次に、私が持ちうる限りの古時刻表をひも解いてみる。1925年の開業当初は巻頭のさくいん地図には載っているものの本文中には載っていない。戦時中はさくいん地図にも本文中にも記載があり、停車する列車も確認できた。このころは紀伊勝浦−新宮間の区間列車のみ停車していたようで、別の文献では狗子ノ川駅は「串本新宮間各停車場に発着する旅客に限り取扱を為す」とある。戦後になると、さくいん地図には載っているものの本文中には載っていない状態に戻り、廃止直前になるとさくいん地図からも消えている。かように取り扱いに一貫性がないのは、もともとかなりローカルな輸送のみを取り扱う小駅として開業し、戦時中までは細々とながら営業していたものの、戦後は利用者がいなくなって全列車が通過するようになり、廃止直前になって時刻表から完全に削除され、1967年10月1日になってようやく正式に廃止された、ということなのだろうか。あるいは、北海道に多く存在した仮乗降場の扱いに似ている気もする。真相はよく分からない。

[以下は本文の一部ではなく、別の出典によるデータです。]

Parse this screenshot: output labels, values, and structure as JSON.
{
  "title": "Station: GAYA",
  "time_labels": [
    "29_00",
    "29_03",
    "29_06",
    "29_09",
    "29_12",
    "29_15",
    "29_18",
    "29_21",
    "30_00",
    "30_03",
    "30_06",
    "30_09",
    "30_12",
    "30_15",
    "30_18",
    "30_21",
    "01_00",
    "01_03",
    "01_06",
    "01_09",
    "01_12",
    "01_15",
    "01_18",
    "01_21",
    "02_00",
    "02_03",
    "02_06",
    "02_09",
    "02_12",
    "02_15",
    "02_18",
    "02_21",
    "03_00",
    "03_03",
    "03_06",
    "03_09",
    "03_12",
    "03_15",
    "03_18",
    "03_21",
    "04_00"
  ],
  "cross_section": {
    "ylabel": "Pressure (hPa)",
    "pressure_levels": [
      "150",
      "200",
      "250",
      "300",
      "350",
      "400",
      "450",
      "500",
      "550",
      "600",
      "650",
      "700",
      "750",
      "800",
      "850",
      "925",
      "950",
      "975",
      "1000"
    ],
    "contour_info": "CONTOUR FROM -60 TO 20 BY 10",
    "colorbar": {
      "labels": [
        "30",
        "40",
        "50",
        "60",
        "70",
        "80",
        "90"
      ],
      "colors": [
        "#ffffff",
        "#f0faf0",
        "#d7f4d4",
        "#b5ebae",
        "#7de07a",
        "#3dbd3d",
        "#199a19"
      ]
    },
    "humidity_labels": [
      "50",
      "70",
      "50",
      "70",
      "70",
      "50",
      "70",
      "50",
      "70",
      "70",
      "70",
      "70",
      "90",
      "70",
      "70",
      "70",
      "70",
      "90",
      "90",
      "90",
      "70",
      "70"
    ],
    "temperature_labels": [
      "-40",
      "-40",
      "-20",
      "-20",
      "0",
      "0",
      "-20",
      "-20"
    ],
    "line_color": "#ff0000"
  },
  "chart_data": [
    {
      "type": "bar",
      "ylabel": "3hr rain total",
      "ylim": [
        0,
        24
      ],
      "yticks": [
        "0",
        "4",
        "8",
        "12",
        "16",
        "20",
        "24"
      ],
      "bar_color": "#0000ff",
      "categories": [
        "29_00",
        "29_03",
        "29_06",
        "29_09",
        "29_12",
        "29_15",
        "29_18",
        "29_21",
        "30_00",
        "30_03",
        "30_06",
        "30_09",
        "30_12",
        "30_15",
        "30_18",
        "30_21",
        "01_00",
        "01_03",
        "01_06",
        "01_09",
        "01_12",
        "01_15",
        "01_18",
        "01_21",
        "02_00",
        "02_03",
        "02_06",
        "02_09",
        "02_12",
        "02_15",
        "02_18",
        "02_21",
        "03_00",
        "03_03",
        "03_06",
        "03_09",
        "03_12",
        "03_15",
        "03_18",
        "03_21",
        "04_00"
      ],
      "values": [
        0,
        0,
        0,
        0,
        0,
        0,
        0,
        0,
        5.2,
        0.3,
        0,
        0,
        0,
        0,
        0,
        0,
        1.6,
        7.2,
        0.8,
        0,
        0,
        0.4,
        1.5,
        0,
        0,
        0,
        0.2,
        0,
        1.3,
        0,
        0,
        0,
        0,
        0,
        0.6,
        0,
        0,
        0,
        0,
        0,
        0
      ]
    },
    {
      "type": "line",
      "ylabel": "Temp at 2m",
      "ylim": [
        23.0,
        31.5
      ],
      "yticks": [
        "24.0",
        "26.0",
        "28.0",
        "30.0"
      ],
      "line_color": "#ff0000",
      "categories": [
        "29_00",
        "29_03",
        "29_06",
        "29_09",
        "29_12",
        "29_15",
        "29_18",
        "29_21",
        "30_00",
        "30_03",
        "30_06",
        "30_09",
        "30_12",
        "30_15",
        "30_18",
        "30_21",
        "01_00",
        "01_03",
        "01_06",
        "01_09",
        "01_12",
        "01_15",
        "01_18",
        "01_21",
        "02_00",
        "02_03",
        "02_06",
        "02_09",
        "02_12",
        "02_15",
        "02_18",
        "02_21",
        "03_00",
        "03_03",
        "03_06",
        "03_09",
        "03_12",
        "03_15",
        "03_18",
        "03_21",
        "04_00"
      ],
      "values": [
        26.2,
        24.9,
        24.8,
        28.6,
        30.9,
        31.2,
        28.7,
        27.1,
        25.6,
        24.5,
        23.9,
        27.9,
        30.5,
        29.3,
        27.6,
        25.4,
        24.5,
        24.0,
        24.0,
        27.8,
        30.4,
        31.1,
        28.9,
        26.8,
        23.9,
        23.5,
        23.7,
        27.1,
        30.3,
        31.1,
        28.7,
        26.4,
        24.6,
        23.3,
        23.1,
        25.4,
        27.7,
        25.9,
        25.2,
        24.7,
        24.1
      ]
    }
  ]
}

続いて、古時刻表の「那智駅から1.6km」という情報から、現在の地形図で大体の場所の見当をつける。その辺りの昔の空中写真を見てみると、非常に不鮮明ながら、何かしら駅のようなものが写っているようにも見える。・・・が、不鮮明で正直よく分からない。とにかく、現地に行ってみようと思う。

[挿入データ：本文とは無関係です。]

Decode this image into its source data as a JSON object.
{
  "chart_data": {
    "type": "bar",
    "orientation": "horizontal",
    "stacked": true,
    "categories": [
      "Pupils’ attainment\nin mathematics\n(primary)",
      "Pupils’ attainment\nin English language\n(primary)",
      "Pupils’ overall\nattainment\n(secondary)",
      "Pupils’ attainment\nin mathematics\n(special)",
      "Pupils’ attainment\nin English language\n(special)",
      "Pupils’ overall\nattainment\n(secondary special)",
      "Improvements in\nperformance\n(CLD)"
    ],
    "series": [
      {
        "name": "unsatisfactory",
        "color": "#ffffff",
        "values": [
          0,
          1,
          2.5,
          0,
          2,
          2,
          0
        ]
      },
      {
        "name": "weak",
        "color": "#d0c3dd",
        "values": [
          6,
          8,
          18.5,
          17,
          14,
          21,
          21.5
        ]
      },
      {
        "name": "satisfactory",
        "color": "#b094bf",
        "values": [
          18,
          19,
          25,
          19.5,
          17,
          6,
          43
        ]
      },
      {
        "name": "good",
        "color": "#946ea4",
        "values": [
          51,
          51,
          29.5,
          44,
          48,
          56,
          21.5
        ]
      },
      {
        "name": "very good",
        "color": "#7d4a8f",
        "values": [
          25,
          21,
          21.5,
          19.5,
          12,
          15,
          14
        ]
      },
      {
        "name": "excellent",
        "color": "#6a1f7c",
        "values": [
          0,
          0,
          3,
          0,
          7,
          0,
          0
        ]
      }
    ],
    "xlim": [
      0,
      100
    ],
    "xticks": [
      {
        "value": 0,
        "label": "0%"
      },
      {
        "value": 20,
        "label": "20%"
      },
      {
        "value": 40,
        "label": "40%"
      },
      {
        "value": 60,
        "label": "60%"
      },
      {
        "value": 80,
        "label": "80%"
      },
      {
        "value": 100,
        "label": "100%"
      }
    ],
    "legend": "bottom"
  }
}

訪問プランを考える。駅跡のすぐ目の前を走る国道42号線には、紀伊勝浦駅と新宮駅を結ぶ熊野交通バスが走っているが、調べた限り、駅跡の近くにバス停はなく、那智駅から歩くしかないことが分かった。JRで紀伊勝浦駅に到着後、バスに乗り、那智駅前バス停で降りて、国道を1.6km歩くことにした。

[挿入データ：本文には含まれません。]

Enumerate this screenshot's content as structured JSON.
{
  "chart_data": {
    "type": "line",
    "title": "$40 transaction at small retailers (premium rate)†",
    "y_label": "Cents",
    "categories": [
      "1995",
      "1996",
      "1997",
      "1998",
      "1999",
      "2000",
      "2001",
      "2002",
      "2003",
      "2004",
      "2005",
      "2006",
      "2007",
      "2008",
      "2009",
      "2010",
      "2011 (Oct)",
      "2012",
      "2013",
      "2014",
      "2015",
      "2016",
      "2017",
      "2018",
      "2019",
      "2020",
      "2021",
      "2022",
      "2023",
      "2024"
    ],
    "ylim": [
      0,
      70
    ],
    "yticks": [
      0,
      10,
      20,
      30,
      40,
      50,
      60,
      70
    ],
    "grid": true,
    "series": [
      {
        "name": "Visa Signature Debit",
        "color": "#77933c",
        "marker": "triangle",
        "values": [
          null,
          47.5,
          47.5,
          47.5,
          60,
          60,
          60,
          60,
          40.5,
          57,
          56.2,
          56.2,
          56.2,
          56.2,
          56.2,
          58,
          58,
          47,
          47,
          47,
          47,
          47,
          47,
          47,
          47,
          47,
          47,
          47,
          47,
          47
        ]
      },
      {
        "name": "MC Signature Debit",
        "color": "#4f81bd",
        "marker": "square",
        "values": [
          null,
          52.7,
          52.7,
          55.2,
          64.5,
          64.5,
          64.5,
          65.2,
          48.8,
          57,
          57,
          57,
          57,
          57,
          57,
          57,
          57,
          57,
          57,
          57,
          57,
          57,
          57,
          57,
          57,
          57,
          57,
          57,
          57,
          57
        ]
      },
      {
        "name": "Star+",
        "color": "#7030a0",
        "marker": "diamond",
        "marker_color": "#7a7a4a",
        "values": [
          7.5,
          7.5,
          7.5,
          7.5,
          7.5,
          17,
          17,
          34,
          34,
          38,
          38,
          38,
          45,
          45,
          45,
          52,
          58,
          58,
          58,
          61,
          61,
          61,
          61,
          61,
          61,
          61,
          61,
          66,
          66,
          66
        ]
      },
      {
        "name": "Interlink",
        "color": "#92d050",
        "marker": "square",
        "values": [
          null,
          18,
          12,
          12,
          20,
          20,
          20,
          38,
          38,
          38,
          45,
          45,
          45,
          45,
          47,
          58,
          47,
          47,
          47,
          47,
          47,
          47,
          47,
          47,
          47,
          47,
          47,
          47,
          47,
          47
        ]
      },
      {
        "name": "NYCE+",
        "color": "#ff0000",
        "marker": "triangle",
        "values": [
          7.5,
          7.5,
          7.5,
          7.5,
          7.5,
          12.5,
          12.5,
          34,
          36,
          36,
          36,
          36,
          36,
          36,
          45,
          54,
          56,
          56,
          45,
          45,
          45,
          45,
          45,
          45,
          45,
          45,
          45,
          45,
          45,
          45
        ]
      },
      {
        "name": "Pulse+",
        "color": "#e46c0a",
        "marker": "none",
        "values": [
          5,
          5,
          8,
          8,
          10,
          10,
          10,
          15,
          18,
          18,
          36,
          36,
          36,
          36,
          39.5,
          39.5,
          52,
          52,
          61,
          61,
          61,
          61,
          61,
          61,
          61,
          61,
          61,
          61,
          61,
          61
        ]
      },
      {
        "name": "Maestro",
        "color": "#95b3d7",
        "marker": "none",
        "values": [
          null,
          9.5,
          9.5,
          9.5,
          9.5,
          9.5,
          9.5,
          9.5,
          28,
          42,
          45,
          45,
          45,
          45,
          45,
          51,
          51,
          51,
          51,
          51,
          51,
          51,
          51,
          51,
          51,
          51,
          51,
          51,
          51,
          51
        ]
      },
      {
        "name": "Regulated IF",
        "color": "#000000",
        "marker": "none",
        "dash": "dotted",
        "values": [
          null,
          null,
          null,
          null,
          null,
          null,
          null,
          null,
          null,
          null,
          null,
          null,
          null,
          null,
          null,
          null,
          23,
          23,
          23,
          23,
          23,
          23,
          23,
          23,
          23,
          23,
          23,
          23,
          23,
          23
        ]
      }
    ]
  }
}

プランを実行に移す日となり、交通量が意外に多い割に歩道のない国道をヒヤヒヤしながら歩いて、ついに駅跡と思われる場所に到着した。・・・と、駅跡の目の前の国道にバス停があるのを発見した。「狗子ノ川」バス停とある。なんと、こんな目の前にバス停があったとは。しかも便数もかなり多い。現代のような高度情報化社会でも手に入りにくい情報というのはあるようだ。

気を取り直し、周囲を探索する。・・・が、何も見つからない。線路沿いも完全に雑草に覆われ、何も見つかりそうにない。季節が悪いという面もあるが、さすがに50年も前に廃止された駅など、何も痕跡をとどめていないようだ。収穫は何もないが、何もないことを確認しに来たのだと思うことにする。

諦めて、帰路に就く。帰りはもちろん「狗子ノ川」バス停からバスに乗った。